Amazingly, this situation is also an illustration of the old adage, people who live in glass houses shouldn't throw stones. Gilliard and her colleagues make approximately $180,000 a year. They have received an approximately 16% increase in pay in recent years. None are currently being required to accept a cut in pay during the current budget crisis, as the Chief Justice of the California Supreme Court, Ronald George, has only requested that judges take a voluntary 4.6% reduction in salarly. Given that judges are only required to voluntarily request it, this not only means that some judges will refuse to do so, but also that we will never know which ones did and which ones did not, unless they tell us, because, after all, one's salary is a private, personnel matter. And, as you might have guessed, the Sacramento Superior Court judges have imposed a reduction in salary upon much lesser paid court employees while refusing to collectively accept one themselves.

Hence, we have a classic example of how the sub-proletarianization of America plays out at the local level. California judges continue to receive their full salary and benefits, unless they voluntarily decide otherwise. Rank and file court employees have accepted a 5% pay cut, with 4 hours of bankable furlough time. Middle income state workers are furloughed three days a month, losing 15% of their salary, based upon executive orders upheld by, of course, a judge of the Sacramento Superior Court. Thousands of working poor people dependent upon the Healthy Families program are going to lose health care coverage for their children. 17,000 children in Sacramento County alone could lose coverage, with an additional 11,000 children denied coverage.

Meanwhile, people with serious health conditions and disabilities dependent upon in home health services face either reductions or elimination of care. According to the Bee, a $226 million dollar cut eliminates services for those deemed in lowest need and reduces services for those who require some form of assistance to perform functions. Unlike judges, in home health service providers had their salaries cut from $12.10 an hour to $10.10 an hour, starting July 1st, but, fortunately, a federal district court judge has issued an injunction, preventing it from taking effect. One has little doubt that Gilliard and her colleagues would have reached a different conclusion.

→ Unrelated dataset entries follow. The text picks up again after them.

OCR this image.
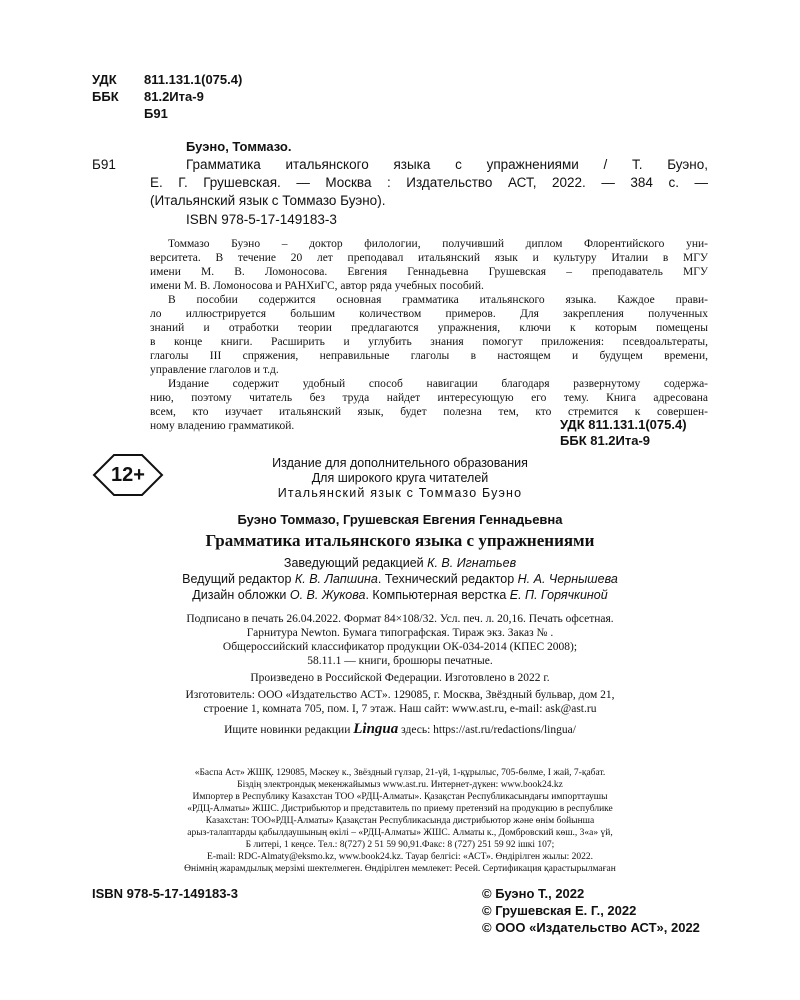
УДК 811.131.1(075.4)
ББК 81.2Ита-9
Б91
Буэно, Томмазо.
Б91	Грамматика итальянского языка с упражнениями / Т. Буэно,
Е. Г. Грушевская. — Москва : Издательство АСТ, 2022. — 384 с. —
(Итальянский язык с Томмазо Буэно).
ISBN 978-5-17-149183-3
Томмазо Буэно – доктор филологии, получивший диплом Флорентийского уни-
верситета. В течение 20 лет преподавал итальянский язык и культуру Италии в МГУ
имени М. В. Ломоносова. Евгения Геннадьевна Грушевская – преподаватель МГУ
имени М. В. Ломоносова и РАНХиГС, автор ряда учебных пособий.
В пособии содержится основная грамматика итальянского языка. Каждое прави-
ло иллюстрируется большим количеством примеров. Для закрепления полученных
знаний и отработки теории предлагаются упражнения, ключи к которым помещены
в конце книги. Расширить и углубить знания помогут приложения: псевдоальтераты,
глаголы III спряжения, неправильные глаголы в настоящем и будущем времени,
управление глаголов и т.д.
Издание содержит удобный способ навигации благодаря развернутому содержа-
нию, поэтому читатель без труда найдет интересующую его тему. Книга адресована
всем, кто изучает итальянский язык, будет полезна тем, кто стремится к совершен-
ному владению грамматикой.	УДК 811.131.1(075.4)
ББК 81.2Ита-9
12+
Издание для дополнительного образования
Для широкого круга читателей
Итальянский язык с Томмазо Буэно
Буэно Томмазо, Грушевская Евгения Геннадьевна
Грамматика итальянского языка с упражнениями
Заведующий редакцией К. В. Игнатьев
Ведущий редактор К. В. Лапшина. Технический редактор Н. А. Чернышева
Дизайн обложки О. В. Жукова. Компьютерная верстка Е. П. Горячкиной
Подписано в печать 26.04.2022. Формат 84×108/32. Усл. печ. л. 20,16. Печать офсетная.
Гарнитура Newton. Бумага типографская. Тираж экз. Заказ № .
Общероссийский классификатор продукции ОК-034-2014 (КПЕС 2008);
58.11.1 — книги, брошюры печатные.
Произведено в Российской Федерации. Изготовлено в 2022 г.
Изготовитель: ООО «Издательство АСТ». 129085, г. Москва, Звёздный бульвар, дом 21,
строение 1, комната 705, пом. I, 7 этаж. Наш сайт: www.ast.ru, e-mail: ask@ast.ru
Ищите новинки редакции Lingua здесь: https://ast.ru/redactions/lingua/
«Баспа Аст» ЖШҚ. 129085, Мәскеу к., Звёздный гүлзар, 21-үй, 1-құрылыс, 705-бөлме, I жай, 7-қабат.
Біздің электрондық мекенжайымыз www.ast.ru. Интернет-дүкен: www.book24.kz
Импортер в Республику Казахстан ТОО «РДЦ-Алматы». Қазақстан Республикасындағы импорттаушы
«РДЦ-Алматы» ЖШС. Дистрибьютор и представитель по приему претензий на продукцию в республике
Казахстан: ТОО«РДЦ-Алматы» Қазақстан Республикасында дистрибьютор және өнім бойынша
арыз-талаптарды қабылдаушының өкілі – «РДЦ-Алматы» ЖШС. Алматы к., Домбровский көш., 3«а» үй,
Б литері, 1 кеңсе. Тел.: 8(727) 2 51 59 90,91.Факс: 8 (727) 251 59 92 ішкі 107;
E-mail: RDC-Almaty@eksmo.kz, www.book24.kz. Тауар белгісі: «АСТ». Өндірілген жылы: 2022.
Өнімнің жарамдылық мерзімі шектелмеген. Өндірілген мемлекет: Ресей. Сертификация қарастырылмаған
ISBN 978-5-17-149183-3	© Буэно Т., 2022
© Грушевская Е. Г., 2022
© ООО «Издательство АСТ», 2022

No doubt, you've figured it out by now, but please bear with my summarization. If you are a judge in California, you get to decide if you are going to take a 4.6% pay cut. If you are a state worker, one of these same judges empowered the Governor to cut your pay 15%. If you are a lower middle income worker with a family, you face the prospect of losing heath coverage for your children, while others lose the opportunity to qualify for it. If you are an in home health services provider, the Governor and the Legislature decided to try to cut your already meagre salary by approximately 17%, while reducing the number of people entitled to receive such assistance.

Combined with the Darwinian consequences of the housing crisis, and the millions of foreclosures associated with it, this is a textbook example of the sub-proletarianization of America in action, as the privileged preserve their power and economic status, complaining, as Gilliard and her colleagues do, about making even the slightest, symbolic sacrifices, while millions of other Californians are forced to subsidize their privilege through salary cuts and an extreme reduction in social services.

Furthermore, it is essential to understand that California is far from the only state experiencing such dire budget problems. It is fair to assume that similar solutions are being adopted in other states, but I leave it to others to investigate more fully and report. Of course, President Obama could have decided to soften the blow by directing funds to the states as he did for the transnational financial institutions responsible for the creation of the crisis. But that would have prevented these same institutions, and the investors connected to them, from further consolidating their control over the domestic and global economy.